Property developer Times China faces winding-up petition filed by Hang Seng Bank in a Hong Kong court


Hong Kong’s Hang Seng Bank has filed a winding-up petition against debt-laden developer Times China Holdings for financial obligations amounting US$266 million, sending share prices of the defaulted company plummeting.
The winding-up petition was filed by Hang Seng Bank, HSBC’s subsidiary, in Hong Kong’s High Court. It comes on the heels of a liquidation suit brought last week by China Construction Bank, the country’s second-largest lender, against another troubled property developer, Shimao Group Holdings, in connection with financial obligations amounting to around HK$1.58 billion (US$201.8 million).

Times China’s shares fell 49 per cent following the announcement. The petition emerges after the company reported poor sales with China’s housing market continuing its downward spiral despite policy measures aimed at boosting the sector.

Founded in 1999, the Guangdong-based Times China reported its contracted sales for the three months ended March 31, 2024 fell 72 per cent to 1.53 billion yuan, from a year ago.

The High Court has set the first hearing date on July 3.

A light show organised to celebrate Times China’s 20th anniversary. Photo: Weibo

Time China said it will seek legal measures to “resolutely oppose the petition”, and will consider “if it is necessary to apply to the High Court for a validation order at a later stage after taking into account the status of the petition and the progress of its offshore restructuring”, in a statement to the stock exchange.

“The company intends to continue to proactively communicate and work with its offshore creditors on the restructuring plan, with the objective of announcing terms to the market as soon as practicable,” according to the statement. It will also negotiate with the petitioner on an amicable resolution as soon as possible, Times China said.

Embattled Shimao faces rare winding-up petition from Chinese state-owned bank

The Shanghai-based developer Shimao said it will “vigorously” oppose the winding-up petition, which it said “does not represent collective interests of the company’s offshore creditors and other stake holders”, and pledged to restructure its offshore debt, it said in a filing to the Hong Kong stock exchange.
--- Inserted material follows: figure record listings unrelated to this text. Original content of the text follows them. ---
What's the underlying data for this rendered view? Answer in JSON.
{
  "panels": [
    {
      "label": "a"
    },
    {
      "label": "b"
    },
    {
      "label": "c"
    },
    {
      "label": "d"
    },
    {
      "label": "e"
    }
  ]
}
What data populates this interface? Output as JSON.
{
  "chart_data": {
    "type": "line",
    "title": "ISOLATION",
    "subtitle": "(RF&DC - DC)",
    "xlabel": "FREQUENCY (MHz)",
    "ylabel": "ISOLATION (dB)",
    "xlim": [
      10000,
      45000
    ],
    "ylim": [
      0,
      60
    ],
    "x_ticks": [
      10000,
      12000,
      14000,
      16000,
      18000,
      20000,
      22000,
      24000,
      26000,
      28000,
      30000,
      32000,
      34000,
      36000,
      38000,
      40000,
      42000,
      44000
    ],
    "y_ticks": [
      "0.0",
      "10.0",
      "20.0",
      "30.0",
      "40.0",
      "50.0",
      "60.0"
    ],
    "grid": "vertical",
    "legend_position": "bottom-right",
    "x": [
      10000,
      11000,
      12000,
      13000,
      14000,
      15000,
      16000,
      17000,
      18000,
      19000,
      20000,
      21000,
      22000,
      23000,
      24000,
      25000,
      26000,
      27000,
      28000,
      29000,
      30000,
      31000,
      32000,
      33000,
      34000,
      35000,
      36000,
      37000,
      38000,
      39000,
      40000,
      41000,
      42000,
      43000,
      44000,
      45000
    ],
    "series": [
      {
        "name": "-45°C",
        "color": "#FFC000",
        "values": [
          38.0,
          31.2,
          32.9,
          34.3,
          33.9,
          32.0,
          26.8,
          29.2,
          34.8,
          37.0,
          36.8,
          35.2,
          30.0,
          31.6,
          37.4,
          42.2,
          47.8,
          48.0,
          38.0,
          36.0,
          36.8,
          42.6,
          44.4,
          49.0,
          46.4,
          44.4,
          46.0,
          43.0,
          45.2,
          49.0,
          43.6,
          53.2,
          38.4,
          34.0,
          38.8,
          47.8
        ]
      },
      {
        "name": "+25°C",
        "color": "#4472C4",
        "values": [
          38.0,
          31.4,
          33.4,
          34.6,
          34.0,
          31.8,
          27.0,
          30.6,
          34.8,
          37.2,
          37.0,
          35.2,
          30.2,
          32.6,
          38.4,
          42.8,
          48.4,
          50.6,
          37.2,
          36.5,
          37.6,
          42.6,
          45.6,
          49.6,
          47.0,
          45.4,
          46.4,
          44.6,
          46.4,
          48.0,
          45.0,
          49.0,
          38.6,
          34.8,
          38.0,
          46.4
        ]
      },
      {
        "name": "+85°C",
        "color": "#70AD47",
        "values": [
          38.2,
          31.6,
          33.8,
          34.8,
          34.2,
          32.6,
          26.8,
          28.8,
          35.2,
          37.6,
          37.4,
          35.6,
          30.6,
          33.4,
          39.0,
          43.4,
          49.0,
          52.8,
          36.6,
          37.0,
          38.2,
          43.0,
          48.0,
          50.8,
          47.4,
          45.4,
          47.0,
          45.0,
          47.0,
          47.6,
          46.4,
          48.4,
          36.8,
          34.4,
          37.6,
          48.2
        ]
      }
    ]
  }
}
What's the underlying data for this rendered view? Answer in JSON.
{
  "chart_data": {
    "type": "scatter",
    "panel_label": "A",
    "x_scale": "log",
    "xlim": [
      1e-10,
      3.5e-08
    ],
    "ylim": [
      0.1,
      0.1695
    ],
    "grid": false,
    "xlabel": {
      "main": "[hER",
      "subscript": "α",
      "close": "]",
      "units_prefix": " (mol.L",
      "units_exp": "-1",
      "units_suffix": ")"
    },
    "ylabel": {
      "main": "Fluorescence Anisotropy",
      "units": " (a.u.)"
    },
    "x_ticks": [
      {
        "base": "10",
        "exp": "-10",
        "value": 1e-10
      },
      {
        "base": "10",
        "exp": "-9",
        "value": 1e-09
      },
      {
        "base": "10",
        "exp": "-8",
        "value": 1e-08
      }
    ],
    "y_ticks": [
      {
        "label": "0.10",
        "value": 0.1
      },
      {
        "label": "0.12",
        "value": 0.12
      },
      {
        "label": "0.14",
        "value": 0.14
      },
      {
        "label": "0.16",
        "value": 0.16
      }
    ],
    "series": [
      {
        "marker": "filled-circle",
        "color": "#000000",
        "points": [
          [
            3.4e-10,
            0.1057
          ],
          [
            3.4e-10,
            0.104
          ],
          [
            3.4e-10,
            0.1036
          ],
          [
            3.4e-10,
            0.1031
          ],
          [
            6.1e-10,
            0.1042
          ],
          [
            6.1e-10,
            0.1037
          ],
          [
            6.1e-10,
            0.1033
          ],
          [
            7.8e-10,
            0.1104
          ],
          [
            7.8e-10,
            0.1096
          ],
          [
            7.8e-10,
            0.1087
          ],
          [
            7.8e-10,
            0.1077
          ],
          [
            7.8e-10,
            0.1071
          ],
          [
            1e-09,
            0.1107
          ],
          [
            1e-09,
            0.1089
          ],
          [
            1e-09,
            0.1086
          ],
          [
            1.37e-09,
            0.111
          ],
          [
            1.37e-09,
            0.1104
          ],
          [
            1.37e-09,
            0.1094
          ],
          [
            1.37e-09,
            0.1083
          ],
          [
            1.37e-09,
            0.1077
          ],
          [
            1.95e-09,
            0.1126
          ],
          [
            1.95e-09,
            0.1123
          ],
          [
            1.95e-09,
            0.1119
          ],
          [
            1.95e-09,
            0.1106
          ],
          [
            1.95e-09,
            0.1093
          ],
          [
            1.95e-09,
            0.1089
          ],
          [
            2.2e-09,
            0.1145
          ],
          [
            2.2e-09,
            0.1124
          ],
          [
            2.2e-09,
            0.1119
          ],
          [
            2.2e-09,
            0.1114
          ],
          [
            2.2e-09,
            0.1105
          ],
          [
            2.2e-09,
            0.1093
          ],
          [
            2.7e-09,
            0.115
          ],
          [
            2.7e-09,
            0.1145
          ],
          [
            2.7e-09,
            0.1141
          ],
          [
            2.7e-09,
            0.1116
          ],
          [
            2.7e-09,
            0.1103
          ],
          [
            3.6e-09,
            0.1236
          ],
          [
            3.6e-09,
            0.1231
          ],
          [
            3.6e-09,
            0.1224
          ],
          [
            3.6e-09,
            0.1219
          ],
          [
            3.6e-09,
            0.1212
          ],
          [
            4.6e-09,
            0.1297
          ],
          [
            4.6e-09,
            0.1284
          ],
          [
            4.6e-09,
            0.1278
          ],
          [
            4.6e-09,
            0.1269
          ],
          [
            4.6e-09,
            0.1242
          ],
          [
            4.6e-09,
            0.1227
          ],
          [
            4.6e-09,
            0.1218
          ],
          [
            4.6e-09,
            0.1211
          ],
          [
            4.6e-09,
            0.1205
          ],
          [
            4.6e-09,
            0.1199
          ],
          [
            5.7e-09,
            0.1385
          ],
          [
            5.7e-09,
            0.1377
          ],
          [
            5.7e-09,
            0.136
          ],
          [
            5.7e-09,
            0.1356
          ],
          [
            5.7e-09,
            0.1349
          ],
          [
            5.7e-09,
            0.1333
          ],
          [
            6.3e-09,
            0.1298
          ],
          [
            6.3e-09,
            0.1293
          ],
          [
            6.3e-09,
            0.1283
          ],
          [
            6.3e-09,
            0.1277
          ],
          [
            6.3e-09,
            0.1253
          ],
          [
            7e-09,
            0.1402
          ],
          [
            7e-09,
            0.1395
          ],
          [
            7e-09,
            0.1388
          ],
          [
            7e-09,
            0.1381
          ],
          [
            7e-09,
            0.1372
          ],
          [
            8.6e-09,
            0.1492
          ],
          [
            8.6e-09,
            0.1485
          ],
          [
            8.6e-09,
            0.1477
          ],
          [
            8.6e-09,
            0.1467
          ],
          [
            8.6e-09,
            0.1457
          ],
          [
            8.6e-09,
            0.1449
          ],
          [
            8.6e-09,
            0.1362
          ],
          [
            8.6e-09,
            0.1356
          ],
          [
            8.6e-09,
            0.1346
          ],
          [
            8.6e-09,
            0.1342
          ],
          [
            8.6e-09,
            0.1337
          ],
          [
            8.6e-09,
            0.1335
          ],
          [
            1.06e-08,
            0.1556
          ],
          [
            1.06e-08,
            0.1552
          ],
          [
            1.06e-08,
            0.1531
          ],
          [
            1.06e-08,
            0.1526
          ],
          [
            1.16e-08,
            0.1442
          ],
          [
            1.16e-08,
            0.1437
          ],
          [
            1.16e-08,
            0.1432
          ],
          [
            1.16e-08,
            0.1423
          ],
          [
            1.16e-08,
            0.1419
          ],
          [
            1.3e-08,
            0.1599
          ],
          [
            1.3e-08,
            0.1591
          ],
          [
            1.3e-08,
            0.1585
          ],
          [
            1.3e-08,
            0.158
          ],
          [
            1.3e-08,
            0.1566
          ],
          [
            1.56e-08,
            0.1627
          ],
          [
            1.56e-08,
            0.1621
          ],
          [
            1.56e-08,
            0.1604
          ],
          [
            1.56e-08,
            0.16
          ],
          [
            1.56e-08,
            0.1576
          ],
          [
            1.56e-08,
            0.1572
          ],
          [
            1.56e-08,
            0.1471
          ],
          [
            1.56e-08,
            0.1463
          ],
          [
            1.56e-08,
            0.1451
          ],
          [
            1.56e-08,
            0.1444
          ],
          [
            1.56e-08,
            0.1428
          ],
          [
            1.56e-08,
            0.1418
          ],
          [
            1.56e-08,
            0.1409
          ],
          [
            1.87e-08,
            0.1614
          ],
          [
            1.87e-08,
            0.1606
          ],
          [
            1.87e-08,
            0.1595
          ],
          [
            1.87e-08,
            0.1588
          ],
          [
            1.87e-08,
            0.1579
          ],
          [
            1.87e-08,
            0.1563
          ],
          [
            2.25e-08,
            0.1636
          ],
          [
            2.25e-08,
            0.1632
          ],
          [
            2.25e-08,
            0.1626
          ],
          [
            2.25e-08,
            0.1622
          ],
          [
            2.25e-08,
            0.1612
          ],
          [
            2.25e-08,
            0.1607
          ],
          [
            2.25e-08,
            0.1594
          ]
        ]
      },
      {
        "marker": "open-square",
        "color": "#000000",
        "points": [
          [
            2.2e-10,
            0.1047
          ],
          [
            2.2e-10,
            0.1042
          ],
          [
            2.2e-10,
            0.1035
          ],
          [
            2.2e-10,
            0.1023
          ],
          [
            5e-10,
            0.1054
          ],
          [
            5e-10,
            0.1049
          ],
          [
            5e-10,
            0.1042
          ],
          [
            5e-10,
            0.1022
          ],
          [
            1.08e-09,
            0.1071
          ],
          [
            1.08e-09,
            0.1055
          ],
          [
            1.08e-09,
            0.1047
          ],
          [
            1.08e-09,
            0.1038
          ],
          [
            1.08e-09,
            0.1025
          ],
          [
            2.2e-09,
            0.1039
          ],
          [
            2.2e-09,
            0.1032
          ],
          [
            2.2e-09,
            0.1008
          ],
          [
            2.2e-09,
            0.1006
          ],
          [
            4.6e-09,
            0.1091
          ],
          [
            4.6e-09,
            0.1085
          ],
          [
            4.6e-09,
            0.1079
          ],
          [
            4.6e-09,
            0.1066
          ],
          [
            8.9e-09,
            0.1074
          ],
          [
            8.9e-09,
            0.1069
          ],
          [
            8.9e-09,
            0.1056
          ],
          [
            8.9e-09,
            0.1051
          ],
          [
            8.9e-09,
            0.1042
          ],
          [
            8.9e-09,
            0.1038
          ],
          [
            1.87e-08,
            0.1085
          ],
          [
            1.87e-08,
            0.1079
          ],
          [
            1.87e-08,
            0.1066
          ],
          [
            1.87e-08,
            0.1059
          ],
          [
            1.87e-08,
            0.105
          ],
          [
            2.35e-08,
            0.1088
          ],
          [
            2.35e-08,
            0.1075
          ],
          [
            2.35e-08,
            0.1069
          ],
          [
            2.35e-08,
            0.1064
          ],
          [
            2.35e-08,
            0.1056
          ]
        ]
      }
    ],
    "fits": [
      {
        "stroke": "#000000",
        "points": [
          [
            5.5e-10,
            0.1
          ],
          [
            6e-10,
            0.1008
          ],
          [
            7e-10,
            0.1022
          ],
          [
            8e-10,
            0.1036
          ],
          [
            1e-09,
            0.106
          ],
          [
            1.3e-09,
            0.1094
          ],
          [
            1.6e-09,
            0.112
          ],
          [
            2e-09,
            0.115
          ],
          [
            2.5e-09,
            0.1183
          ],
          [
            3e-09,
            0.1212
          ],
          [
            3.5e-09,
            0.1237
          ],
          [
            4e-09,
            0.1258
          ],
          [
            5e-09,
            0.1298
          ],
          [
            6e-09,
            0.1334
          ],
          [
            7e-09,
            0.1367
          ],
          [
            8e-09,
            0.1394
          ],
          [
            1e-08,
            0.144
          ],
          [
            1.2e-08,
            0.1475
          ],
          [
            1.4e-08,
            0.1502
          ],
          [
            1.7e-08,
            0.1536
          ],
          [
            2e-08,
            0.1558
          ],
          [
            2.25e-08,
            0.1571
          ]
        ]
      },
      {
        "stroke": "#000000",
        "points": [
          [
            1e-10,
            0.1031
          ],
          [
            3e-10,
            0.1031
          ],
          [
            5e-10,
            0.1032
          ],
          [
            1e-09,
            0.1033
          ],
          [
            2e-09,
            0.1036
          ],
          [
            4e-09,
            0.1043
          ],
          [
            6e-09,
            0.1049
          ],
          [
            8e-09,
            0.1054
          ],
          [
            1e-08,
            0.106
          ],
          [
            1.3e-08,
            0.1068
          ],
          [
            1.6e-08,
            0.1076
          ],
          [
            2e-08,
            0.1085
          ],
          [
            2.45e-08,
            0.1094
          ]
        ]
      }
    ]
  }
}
Last month, Shimao said late last month that it was seeking to restructure US$11.7 billion worth of offshore debt in its latest efforts to avoid liquidation.
The pressure to liquidate is another challenge for China’s embattled property developers. Country Garden, for example, received a winding-up petition in February for failing to pay back loans worth over US$200 million. The Foshan, Guangdong-based developer downplayed the possibility of liquidation in a statement last month.
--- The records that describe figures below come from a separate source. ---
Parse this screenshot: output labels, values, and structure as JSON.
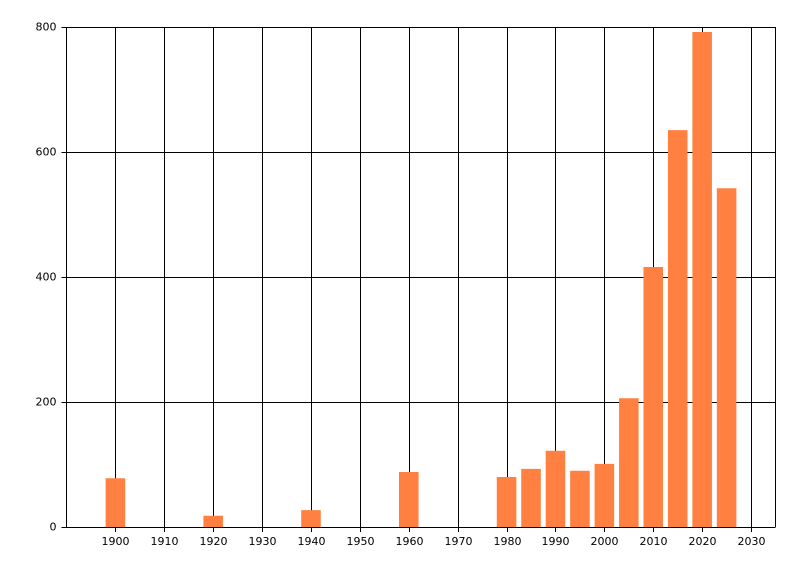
{
  "chart_data": {
    "type": "bar",
    "x": [
      1900,
      1920,
      1940,
      1960,
      1980,
      1985,
      1990,
      1995,
      2000,
      2005,
      2010,
      2015,
      2020,
      2025
    ],
    "values": [
      78,
      18,
      27,
      88,
      80,
      93,
      122,
      90,
      101,
      206,
      416,
      635,
      792,
      542
    ],
    "color": "#ff8040",
    "xlim": [
      1890,
      2035
    ],
    "xticks": [
      1900,
      1910,
      1920,
      1930,
      1940,
      1950,
      1960,
      1970,
      1980,
      1990,
      2000,
      2010,
      2020,
      2030
    ],
    "ylim": [
      0,
      800
    ],
    "yticks": [
      0,
      200,
      400,
      600,
      800
    ],
    "grid": true
  }
}
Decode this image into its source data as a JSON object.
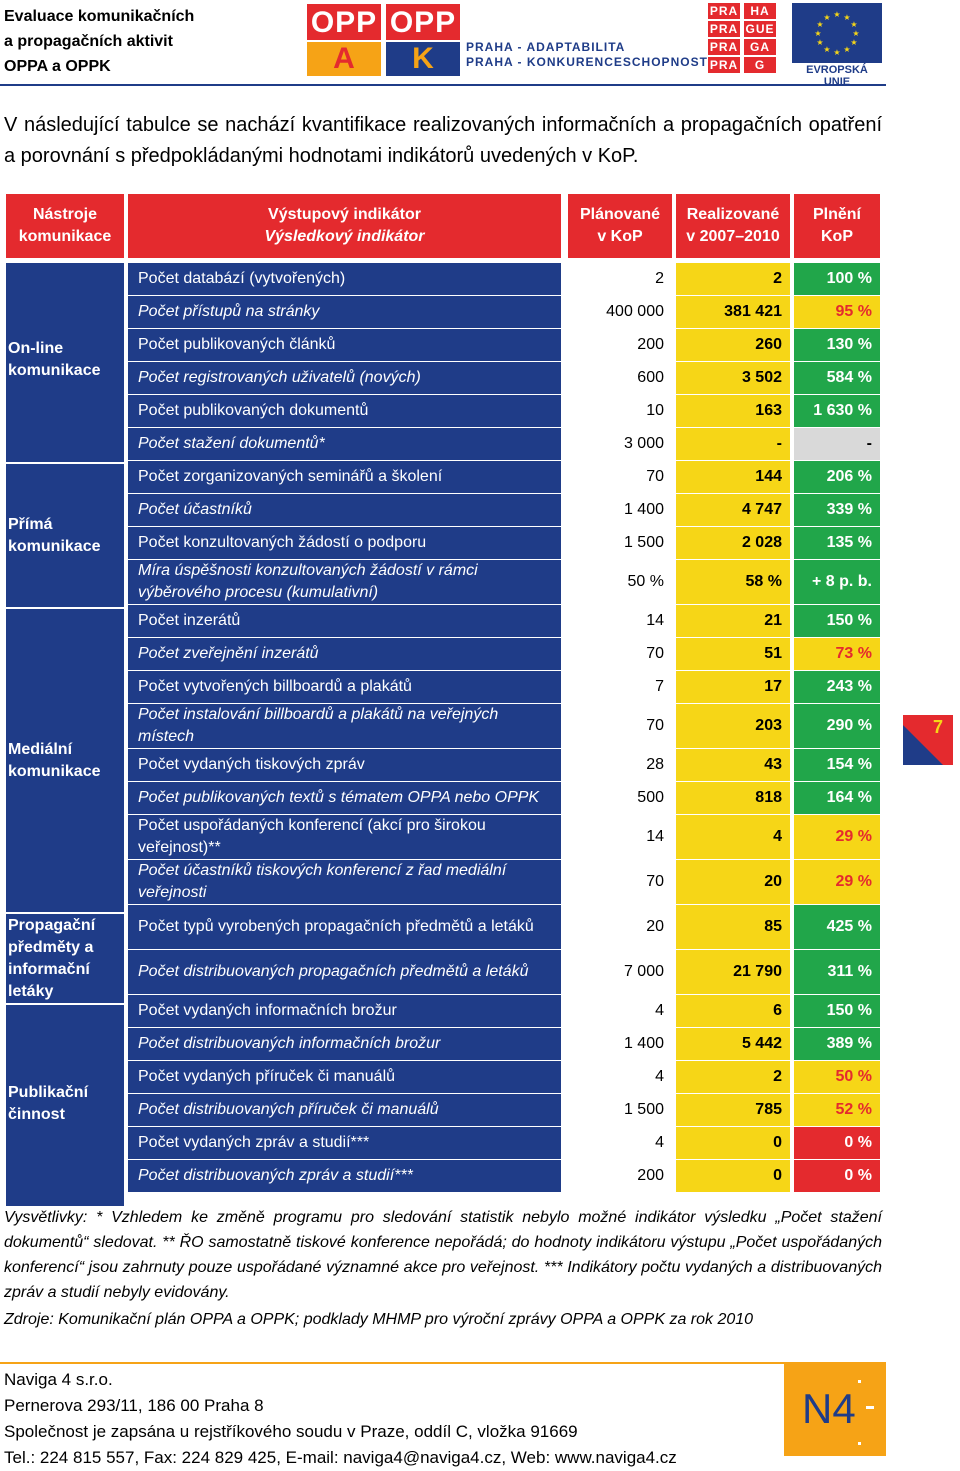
{
  "header": {
    "title_lines": [
      "Evaluace komunikačních",
      "a propagačních aktivit",
      "OPPA a OPPK"
    ],
    "logo_oppa": {
      "top": "OPP",
      "bottom": "A"
    },
    "logo_oppk": {
      "top": "OPP",
      "bottom": "K"
    },
    "logo_praha_lines": [
      "PRAHA - ADAPTABILITA",
      "PRAHA - KONKURENCESCHOPNOST"
    ],
    "logo_prague_cells": [
      "PRA",
      "HA",
      "PRA",
      "GUE",
      "PRA",
      "GA",
      "PRA",
      "G"
    ],
    "logo_eu_label": "EVROPSKÁ UNIE"
  },
  "intro": "V následující tabulce se nachází kvantifikace realizovaných informačních a propagačních opatření a porovnání s předpokládanými hodnotami indikátorů uvedených v KoP.",
  "table": {
    "headers": {
      "tools_l1": "Nástroje",
      "tools_l2": "komunikace",
      "ind_l1": "Výstupový indikátor",
      "ind_l2": "Výsledkový indikátor",
      "plan_l1": "Plánované",
      "plan_l2": "v KoP",
      "real_l1": "Realizované",
      "real_l2": "v 2007–2010",
      "pct_l1": "Plnění",
      "pct_l2": "KoP"
    },
    "categories": [
      {
        "l1": "On-line",
        "l2": "komunikace"
      },
      {
        "l1": "Přímá",
        "l2": "komunikace"
      },
      {
        "l1": "Mediální",
        "l2": "komunikace"
      },
      {
        "l1": "Propagační",
        "l2": "předměty a",
        "l3": "informační",
        "l4": "letáky"
      },
      {
        "l1": "Publikační",
        "l2": "činnost"
      }
    ],
    "rows": [
      {
        "l1": "Počet databází (vytvořených)",
        "plan": "2",
        "real": "2",
        "pct": "100 %"
      },
      {
        "l1": "Počet přístupů na stránky",
        "plan": "400 000",
        "real": "381 421",
        "pct": "95 %"
      },
      {
        "l1": "Počet publikovaných článků",
        "plan": "200",
        "real": "260",
        "pct": "130 %"
      },
      {
        "l1": "Počet registrovaných uživatelů (nových)",
        "plan": "600",
        "real": "3 502",
        "pct": "584 %"
      },
      {
        "l1": "Počet publikovaných dokumentů",
        "plan": "10",
        "real": "163",
        "pct": "1 630 %"
      },
      {
        "l1": "Počet stažení dokumentů*",
        "plan": "3 000",
        "real": "-",
        "pct": "-"
      },
      {
        "l1": "Počet zorganizovaných seminářů a školení",
        "plan": "70",
        "real": "144",
        "pct": "206 %"
      },
      {
        "l1": "Počet účastníků",
        "plan": "1 400",
        "real": "4 747",
        "pct": "339 %"
      },
      {
        "l1": "Počet konzultovaných žádostí o podporu",
        "plan": "1 500",
        "real": "2 028",
        "pct": "135 %"
      },
      {
        "l1": "Míra úspěšnosti konzultovaných žádostí v rámci",
        "l2": "výběrového procesu (kumulativní)",
        "plan": "50 %",
        "real": "58 %",
        "pct": "+ 8 p. b."
      },
      {
        "l1": "Počet inzerátů",
        "plan": "14",
        "real": "21",
        "pct": "150 %"
      },
      {
        "l1": "Počet zveřejnění inzerátů",
        "plan": "70",
        "real": "51",
        "pct": "73 %"
      },
      {
        "l1": "Počet vytvořených billboardů a plakátů",
        "plan": "7",
        "real": "17",
        "pct": "243 %"
      },
      {
        "l1": "Počet instalování billboardů a plakátů na veřejných",
        "l2": "místech",
        "plan": "70",
        "real": "203",
        "pct": "290 %"
      },
      {
        "l1": "Počet vydaných tiskových zpráv",
        "plan": "28",
        "real": "43",
        "pct": "154 %"
      },
      {
        "l1": "Počet publikovaných textů s tématem OPPA nebo OPPK",
        "plan": "500",
        "real": "818",
        "pct": "164 %"
      },
      {
        "l1": "Počet uspořádaných konferencí (akcí pro širokou",
        "l2": "veřejnost)**",
        "plan": "14",
        "real": "4",
        "pct": "29 %"
      },
      {
        "l1": "Počet účastníků tiskových konferencí z řad mediální",
        "l2": "veřejnosti",
        "plan": "70",
        "real": "20",
        "pct": "29 %"
      },
      {
        "l1": "Počet typů vyrobených propagačních předmětů a letáků",
        "plan": "20",
        "real": "85",
        "pct": "425 %"
      },
      {
        "l1": "Počet distribuovaných propagačních předmětů a letáků",
        "plan": "7 000",
        "real": "21 790",
        "pct": "311 %"
      },
      {
        "l1": "Počet vydaných informačních brožur",
        "plan": "4",
        "real": "6",
        "pct": "150 %"
      },
      {
        "l1": "Počet distribuovaných informačních brožur",
        "plan": "1 400",
        "real": "5 442",
        "pct": "389 %"
      },
      {
        "l1": "Počet vydaných příruček či manuálů",
        "plan": "4",
        "real": "2",
        "pct": "50 %"
      },
      {
        "l1": "Počet distribuovaných příruček či manuálů",
        "plan": "1 500",
        "real": "785",
        "pct": "52 %"
      },
      {
        "l1": "Počet vydaných zpráv a studií***",
        "plan": "4",
        "real": "0",
        "pct": "0 %"
      },
      {
        "l1": "Počet distribuovaných zpráv a studií***",
        "plan": "200",
        "real": "0",
        "pct": "0 %"
      }
    ]
  },
  "colors": {
    "navy": "#1f3c88",
    "red": "#e42a2e",
    "yellow": "#f6d617",
    "green": "#21a64a",
    "orange": "#f6a316",
    "grey": "#d9d9d9"
  },
  "notes": "Vysvětlivky: * Vzhledem ke změně programu pro sledování statistik nebylo možné indikátor výsledku „Počet stažení dokumentů“ sledovat. ** ŘO samostatně tiskové konference nepořádá; do hodnoty indikátoru výstupu „Počet uspořádaných konferencí“ jsou zahrnuty pouze uspořádané významné akce pro veřejnost. *** Indikátory počtu vydaných a distribuovaných zpráv a studií nebyly evidovány.",
  "source": "Zdroje: Komunikační plán OPPA a OPPK; podklady MHMP pro výroční zprávy OPPA a OPPK za rok 2010",
  "page_number": "7",
  "footer": {
    "company": "Naviga 4  s.r.o.",
    "address": "Pernerova 293/11, 186 00 Praha 8",
    "registry": "Společnost je zapsána u rejstříkového soudu v Praze, oddíl C, vložka 91669",
    "contact": "Tel.: 224 815 557, Fax: 224 829 425, E-mail: naviga4@naviga4.cz, Web: www.naviga4.cz",
    "logo_text": "N4"
  }
}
Evergrande Group, the world’s most indebted developer, was ordered by a court in Hong Kong to liquidate in late January.

Chinese authorities have been rolling out piecemeal measures to offer property developers a financial lifeline by injecting liquidity into the sector in an attempt to shore up confidence.

But home prices fell for the 10th month in March, suggesting the supporting measures have failed to lift buyer confidence and boost the market as expected.

Prices of new homes in 70 medium and large cities fell 0.3 per cent from a month earlier, following a similar 0.4 per cent setback in February, according to data released by the statistics bureau. It fell at an annual rate of 2.7 per cent in March, versus 1.9 per cent of the annual rate in February.